İster yetmiş olsun yaşım/ İlerici ve çağdaşım/ Yoksa haram olur aşım/ Aydın bir Türk kadınıyım
Mukaddestir mücadelem/ Yurt ağlarken nasıl gülem/ Son bulsun ıstırap elem/ Aydın bir Türk kadınıyım
Şükür ben de Müslümanım/ Tanrıya tamdır inancım/ Türkiyeme kurban canım/ Aydın bir Türk kadınıyım
Meşaleyiz sönemeyiz/ Başka rejim denemeyiz/ Hilafete dönemeyiz/ Aydın bir Türk kadınıyım.
***
Fakat tüm salon, koridordaki tüm arkadaşlar kahkaha atarken, ben bir zerre bile gülemiyordum. Aksine içimi bir hüzün kaplamıştı...
***
Çünkü en başta annem olmak üzere benim etrafımda hep "
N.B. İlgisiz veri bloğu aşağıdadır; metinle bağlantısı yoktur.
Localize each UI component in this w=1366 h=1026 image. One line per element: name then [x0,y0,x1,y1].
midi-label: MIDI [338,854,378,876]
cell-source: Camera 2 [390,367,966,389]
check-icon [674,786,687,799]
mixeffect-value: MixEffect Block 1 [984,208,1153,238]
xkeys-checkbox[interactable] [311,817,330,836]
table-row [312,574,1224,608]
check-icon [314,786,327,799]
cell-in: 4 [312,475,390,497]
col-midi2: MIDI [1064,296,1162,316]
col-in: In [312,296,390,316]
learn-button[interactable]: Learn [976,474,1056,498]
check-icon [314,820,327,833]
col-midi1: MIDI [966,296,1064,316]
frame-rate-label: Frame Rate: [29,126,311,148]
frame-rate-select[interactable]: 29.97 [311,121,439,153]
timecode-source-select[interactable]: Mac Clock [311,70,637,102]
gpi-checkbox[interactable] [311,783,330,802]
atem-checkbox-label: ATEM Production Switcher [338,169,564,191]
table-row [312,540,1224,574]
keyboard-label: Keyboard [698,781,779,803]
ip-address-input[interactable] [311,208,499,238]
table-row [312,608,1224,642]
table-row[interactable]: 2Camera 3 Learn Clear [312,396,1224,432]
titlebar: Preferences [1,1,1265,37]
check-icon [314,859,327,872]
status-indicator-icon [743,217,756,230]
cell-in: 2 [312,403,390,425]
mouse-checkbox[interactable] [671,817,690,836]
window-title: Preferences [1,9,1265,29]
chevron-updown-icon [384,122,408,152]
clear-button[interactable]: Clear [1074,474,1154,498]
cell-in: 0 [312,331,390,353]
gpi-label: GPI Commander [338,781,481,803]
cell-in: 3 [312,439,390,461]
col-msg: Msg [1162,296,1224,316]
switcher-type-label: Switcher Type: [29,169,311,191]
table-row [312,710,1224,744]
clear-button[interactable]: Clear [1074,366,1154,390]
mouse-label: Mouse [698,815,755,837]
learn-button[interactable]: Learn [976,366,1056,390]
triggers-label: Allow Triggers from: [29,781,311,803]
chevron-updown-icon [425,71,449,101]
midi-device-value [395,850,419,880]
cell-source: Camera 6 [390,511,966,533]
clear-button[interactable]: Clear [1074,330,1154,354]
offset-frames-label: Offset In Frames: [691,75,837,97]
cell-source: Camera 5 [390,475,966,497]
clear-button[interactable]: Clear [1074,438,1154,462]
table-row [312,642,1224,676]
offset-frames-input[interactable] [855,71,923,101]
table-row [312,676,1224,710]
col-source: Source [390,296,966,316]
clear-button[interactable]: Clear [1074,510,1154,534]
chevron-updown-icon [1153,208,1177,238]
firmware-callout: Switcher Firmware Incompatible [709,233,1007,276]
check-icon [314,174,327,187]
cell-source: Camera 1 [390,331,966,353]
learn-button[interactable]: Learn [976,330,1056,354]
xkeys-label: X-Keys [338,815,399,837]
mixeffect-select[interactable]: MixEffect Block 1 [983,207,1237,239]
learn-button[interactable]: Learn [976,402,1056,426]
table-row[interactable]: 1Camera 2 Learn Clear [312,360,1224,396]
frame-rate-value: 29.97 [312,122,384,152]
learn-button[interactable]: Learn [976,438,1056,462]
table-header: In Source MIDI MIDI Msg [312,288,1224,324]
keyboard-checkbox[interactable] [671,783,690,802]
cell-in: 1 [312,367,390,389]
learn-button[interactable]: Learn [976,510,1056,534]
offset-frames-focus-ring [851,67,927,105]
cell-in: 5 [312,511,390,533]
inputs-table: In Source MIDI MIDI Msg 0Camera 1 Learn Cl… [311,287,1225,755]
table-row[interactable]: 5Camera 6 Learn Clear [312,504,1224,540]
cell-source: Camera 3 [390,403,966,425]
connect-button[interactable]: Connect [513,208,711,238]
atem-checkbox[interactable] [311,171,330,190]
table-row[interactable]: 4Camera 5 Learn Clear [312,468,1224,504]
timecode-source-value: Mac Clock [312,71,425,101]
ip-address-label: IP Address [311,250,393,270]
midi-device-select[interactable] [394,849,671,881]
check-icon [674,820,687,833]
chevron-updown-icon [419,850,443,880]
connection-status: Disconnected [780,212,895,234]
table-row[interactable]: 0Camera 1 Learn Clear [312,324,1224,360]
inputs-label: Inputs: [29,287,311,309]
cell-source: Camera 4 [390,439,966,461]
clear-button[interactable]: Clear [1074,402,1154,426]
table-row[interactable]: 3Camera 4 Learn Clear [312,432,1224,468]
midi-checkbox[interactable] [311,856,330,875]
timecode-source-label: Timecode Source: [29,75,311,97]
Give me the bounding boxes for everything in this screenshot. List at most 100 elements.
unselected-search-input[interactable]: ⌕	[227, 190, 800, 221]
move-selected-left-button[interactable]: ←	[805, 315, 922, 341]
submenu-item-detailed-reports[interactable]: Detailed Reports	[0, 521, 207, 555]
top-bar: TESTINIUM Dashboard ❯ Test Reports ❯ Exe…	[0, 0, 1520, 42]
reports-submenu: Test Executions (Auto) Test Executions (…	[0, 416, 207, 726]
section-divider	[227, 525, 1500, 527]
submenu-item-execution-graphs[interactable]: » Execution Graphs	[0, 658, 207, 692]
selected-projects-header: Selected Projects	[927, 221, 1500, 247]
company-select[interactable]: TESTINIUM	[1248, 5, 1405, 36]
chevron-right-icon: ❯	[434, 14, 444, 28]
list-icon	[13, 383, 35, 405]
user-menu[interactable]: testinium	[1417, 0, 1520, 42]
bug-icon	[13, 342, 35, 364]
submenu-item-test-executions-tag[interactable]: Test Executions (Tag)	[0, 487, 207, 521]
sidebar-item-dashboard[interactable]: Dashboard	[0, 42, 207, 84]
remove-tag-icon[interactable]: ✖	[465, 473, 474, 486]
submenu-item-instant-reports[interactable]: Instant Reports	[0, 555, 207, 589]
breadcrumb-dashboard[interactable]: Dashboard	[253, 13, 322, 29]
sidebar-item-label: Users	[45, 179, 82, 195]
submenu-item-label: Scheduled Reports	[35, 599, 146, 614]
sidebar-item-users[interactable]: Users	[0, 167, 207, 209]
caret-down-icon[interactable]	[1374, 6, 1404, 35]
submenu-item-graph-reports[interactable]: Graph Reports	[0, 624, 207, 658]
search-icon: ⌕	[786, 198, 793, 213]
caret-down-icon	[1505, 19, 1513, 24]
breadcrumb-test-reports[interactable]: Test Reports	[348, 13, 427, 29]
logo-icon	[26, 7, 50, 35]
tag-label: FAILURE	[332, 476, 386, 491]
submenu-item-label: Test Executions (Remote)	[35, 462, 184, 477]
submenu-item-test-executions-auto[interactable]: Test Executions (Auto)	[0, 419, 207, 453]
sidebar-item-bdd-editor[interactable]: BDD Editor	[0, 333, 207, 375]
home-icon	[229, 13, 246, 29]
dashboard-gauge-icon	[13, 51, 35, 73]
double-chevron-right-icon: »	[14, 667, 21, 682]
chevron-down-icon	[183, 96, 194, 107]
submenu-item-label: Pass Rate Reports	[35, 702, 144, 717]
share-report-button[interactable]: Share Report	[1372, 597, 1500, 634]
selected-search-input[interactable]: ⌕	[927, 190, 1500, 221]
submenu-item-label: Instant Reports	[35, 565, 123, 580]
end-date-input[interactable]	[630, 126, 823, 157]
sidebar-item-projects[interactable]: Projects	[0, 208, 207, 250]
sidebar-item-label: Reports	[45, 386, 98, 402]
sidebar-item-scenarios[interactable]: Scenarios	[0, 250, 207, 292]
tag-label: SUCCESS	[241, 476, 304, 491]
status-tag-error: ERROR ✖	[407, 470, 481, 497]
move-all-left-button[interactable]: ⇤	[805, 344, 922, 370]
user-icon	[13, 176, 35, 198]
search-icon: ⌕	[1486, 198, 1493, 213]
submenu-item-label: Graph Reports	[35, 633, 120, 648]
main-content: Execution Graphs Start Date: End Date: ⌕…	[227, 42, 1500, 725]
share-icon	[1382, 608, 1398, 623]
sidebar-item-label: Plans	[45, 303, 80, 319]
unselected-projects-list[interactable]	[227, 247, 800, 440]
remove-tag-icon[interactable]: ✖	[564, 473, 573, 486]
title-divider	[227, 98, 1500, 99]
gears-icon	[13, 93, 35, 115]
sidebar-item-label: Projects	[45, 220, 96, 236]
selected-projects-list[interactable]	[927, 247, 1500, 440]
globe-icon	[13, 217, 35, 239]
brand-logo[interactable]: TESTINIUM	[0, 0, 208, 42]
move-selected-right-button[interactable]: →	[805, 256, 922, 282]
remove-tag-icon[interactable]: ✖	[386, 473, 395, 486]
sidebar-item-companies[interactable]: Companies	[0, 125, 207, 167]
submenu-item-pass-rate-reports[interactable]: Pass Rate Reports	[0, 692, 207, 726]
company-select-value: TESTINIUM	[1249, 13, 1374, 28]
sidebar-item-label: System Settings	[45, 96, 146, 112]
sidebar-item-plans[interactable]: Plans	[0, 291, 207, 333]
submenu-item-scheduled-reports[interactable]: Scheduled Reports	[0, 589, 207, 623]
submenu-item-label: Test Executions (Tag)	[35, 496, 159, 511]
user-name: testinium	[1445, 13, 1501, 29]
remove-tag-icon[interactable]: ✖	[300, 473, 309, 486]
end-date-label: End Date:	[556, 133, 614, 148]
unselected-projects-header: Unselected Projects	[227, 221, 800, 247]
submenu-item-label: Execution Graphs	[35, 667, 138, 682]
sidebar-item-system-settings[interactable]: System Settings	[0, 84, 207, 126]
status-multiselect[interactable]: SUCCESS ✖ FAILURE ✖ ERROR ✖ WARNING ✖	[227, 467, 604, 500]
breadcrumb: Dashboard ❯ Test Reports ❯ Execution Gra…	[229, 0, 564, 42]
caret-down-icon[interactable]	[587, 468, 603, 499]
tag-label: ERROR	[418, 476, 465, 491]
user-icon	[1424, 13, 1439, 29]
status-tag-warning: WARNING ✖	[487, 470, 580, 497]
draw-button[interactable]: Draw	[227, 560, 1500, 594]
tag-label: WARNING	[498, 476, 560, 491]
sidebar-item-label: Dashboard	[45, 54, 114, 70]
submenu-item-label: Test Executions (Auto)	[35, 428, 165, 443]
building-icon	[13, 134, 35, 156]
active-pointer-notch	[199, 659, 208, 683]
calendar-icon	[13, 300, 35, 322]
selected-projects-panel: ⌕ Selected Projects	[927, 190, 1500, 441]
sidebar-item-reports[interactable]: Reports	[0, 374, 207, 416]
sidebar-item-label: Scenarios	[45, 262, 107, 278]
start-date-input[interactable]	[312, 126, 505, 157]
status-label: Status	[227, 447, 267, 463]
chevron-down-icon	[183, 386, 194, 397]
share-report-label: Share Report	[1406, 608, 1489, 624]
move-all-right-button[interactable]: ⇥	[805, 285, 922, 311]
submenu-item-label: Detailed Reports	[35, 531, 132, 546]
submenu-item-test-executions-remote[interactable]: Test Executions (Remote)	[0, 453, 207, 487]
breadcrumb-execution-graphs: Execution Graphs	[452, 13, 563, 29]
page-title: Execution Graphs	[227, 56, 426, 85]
Aydın Türk kadınları" olmuştu. Beni onlar büyütmüştü... Mediha Şen'in bu şarkıdaki sözleriyle aynı ruh haline sahip kadınlarla doluydu benim etrafım...
***
Aklıma hep o kadınlar geldi şarkıyı dinlerken, karşımda ise bir sürü insan kahkaha atıyordu. Hüzünlenmiştim...
***
Elbette "
Aydın Türk kadını" ideolojisinin savunulacak bir yanı yoktu. Kendiyle dalga geçilmesine, alay edilmesine son derece müsait, hatta bunu hak eden kartondan bir ideolojiydi bu. Fakat tamamen dışarıdan bakarak bu olaya rahatlıkla gülemiyordum da...
***
Zevkle kahkaha atanlardan rahatsızlık duyar ve öfkelenir gibi oluyordum. Ama haksız bir duyguydu benimki. Cumhuriyet'in zenci olarak gördüğü birçok kesimden gelen insan, kendilerine iğrenç muamele eden otoriteyi madara etmekten özel olarak keyif alıyorlardı bu şekilde. Kendi açılarından sonuna kadar da haklı olabilirlerdi ama ben tuhaf hissetmiştim. Bu konuya devam edeceğim...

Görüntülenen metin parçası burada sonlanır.